I learned two valuable lessons this weekend. Rubbernecking no matter how much someone looks like they just stepped out of Madame Tussauds Wax Museum is at best dangerous! And second, I learned that even though I feel 37 at heart, this body isn’t as young as it used to be. Normally, I would wrap a bum ankle, get my ass to the starting line and self-medicate with Advil later. Now, not so much. What I did do was hobble back to the hotel, prop my feet up and play Words with Friends with my mother, groaning randomly for sympathy. Admitting that my body is breaking down slowly is a little hard for me to do. Not doing a race because of a sprained ankle calls into question my invincibility and inevitably the itchy wool tights and giant S on my chest will have to be retired sometime soon. Granted, when they were handing out super powers I did ask for the ability to teleport. Yep, didn’t get that or you can bet I would have “winked” myself to the beach every day. But I’ve made do with at least believing I was invincible, tripping along somewhat oblivious to the wrinkles showing up in my face, the creaks of protest from my knees when I walk up the steps, or the sore hip from being in the car too long.

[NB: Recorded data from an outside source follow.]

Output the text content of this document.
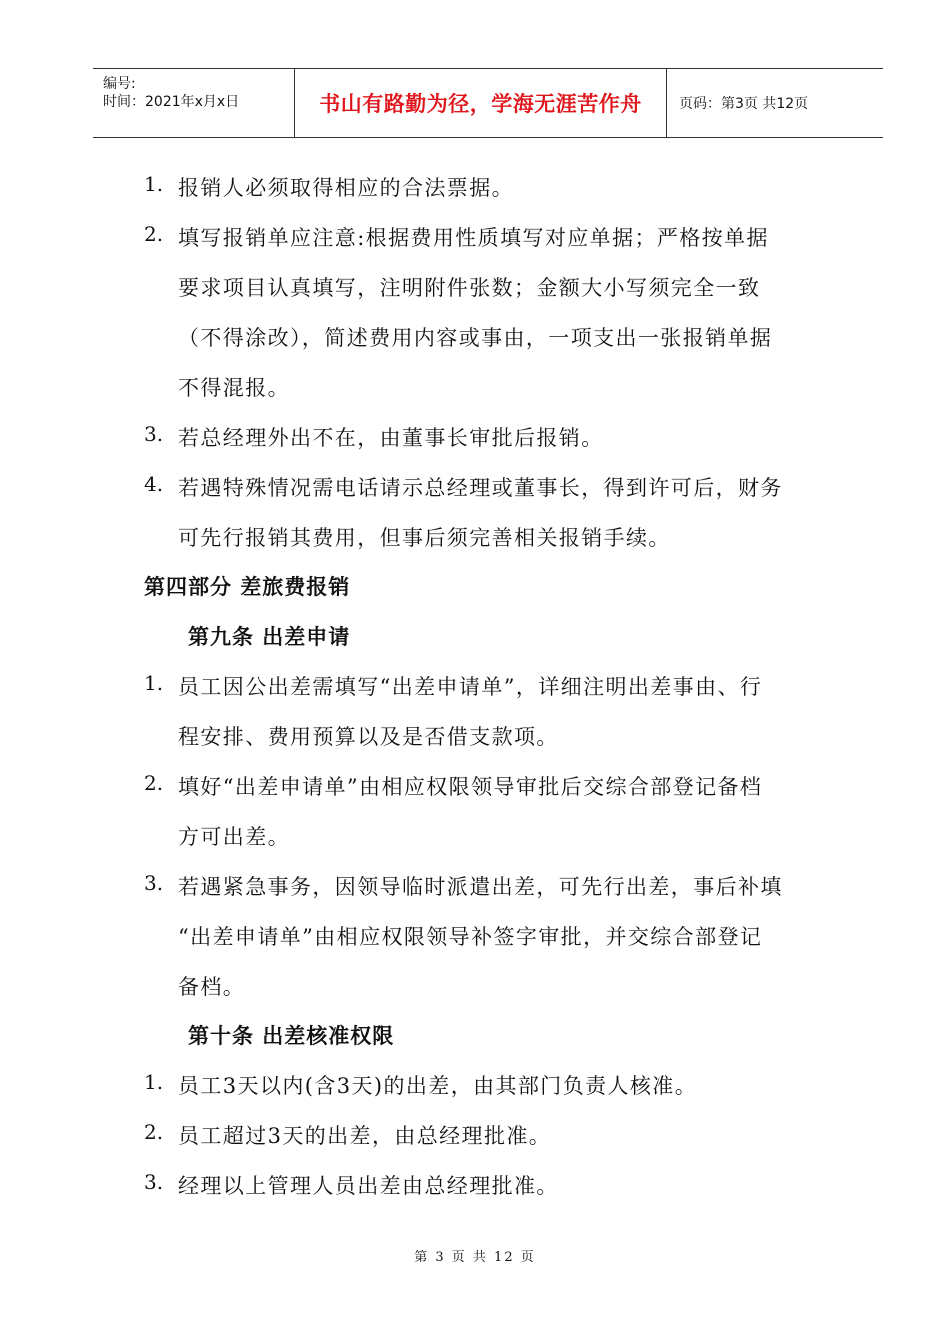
编号:
时间：2021年x月x日	书山有路勤为径，学海无涯苦作舟	页码：第3页 共12页
1. 报销人必须取得相应的合法票据。
2. 填写报销单应注意:根据费用性质填写对应单据；严格按单据
要求项目认真填写，注明附件张数；金额大小写须完全一致
（不得涂改），简述费用内容或事由，一项支出一张报销单据
不得混报。
3. 若总经理外出不在，由董事长审批后报销。
4. 若遇特殊情况需电话请示总经理或董事长，得到许可后，财务
可先行报销其费用，但事后须完善相关报销手续。
第四部分 差旅费报销
第九条 出差申请
1. 员工因公出差需填写“出差申请单”，详细注明出差事由、行
程安排、费用预算以及是否借支款项。
2. 填好“出差申请单”由相应权限领导审批后交综合部登记备档
方可出差。
3. 若遇紧急事务，因领导临时派遣出差，可先行出差，事后补填
“出差申请单”由相应权限领导补签字审批，并交综合部登记
备档。
第十条 出差核准权限
1. 员工3天以内(含3天)的出差，由其部门负责人核准。
2. 员工超过3天的出差，由总经理批准。
3. 经理以上管理人员出差由总经理批准。
第 3 页 共 12 页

I’m rolling my eyes a bit here because I’ve made myself sound 87 and not 37. It isn’t that I’m old, it’s more of realizing what the little aches and pains foreshadow. When I see my mother who I still consider “young” at 62, I realize I can’t remember what she looked like when I was 5. In pictures, she’s a beautiful 30-year old with a wicked twinkle in her eye that looks similar to mine. Now, she’s a little grayer, her face has a few more wrinkles and she’s constantly looking for 1 of 19 pairs of reading glasses she misplaced somewhere. Somewhere along the way, she went from a young woman to a mother to a grandmother and I see myself on the same fast-paced journey, sans the kids.
And knowing that I’m getting older doesn’t make me want to settle in and admit defeat, it only makes me want to work harder to age gracefully. I may have twisted an ankle and missed this run, but there’s a Title 9 run in October that’s yelling my name, with many more to follow. My new goal is to be in the best shape of my life at 40 and actually do another half-marathon. I know at some particular point, I’ll join my mother and we will spend lazy weekends rocking on the front porch remembering the time she chased after the neighborhood boys and beat them in a water gun fight. But for now, I’ll keep pounding the pavement, cycling the open road and pointing myself to a healthier future. And stop sightseeing.
As a footnote to this blog, while I was hobbling around town I did find this kickass, “I will shank you” pair of shoes that I can’t wear for fear of breaking my ankle, or for the public ridicule that I would surely subject myself to. But I can look at them and know that somewhere there is a woman walking the streets of Chicago wearing this pair of shoes and wishing to god she had worn a pair of Saucony’s and done a 5k instead. I know her body is probably feeling worse than mine right now and that makes my smile just a little bit bigger.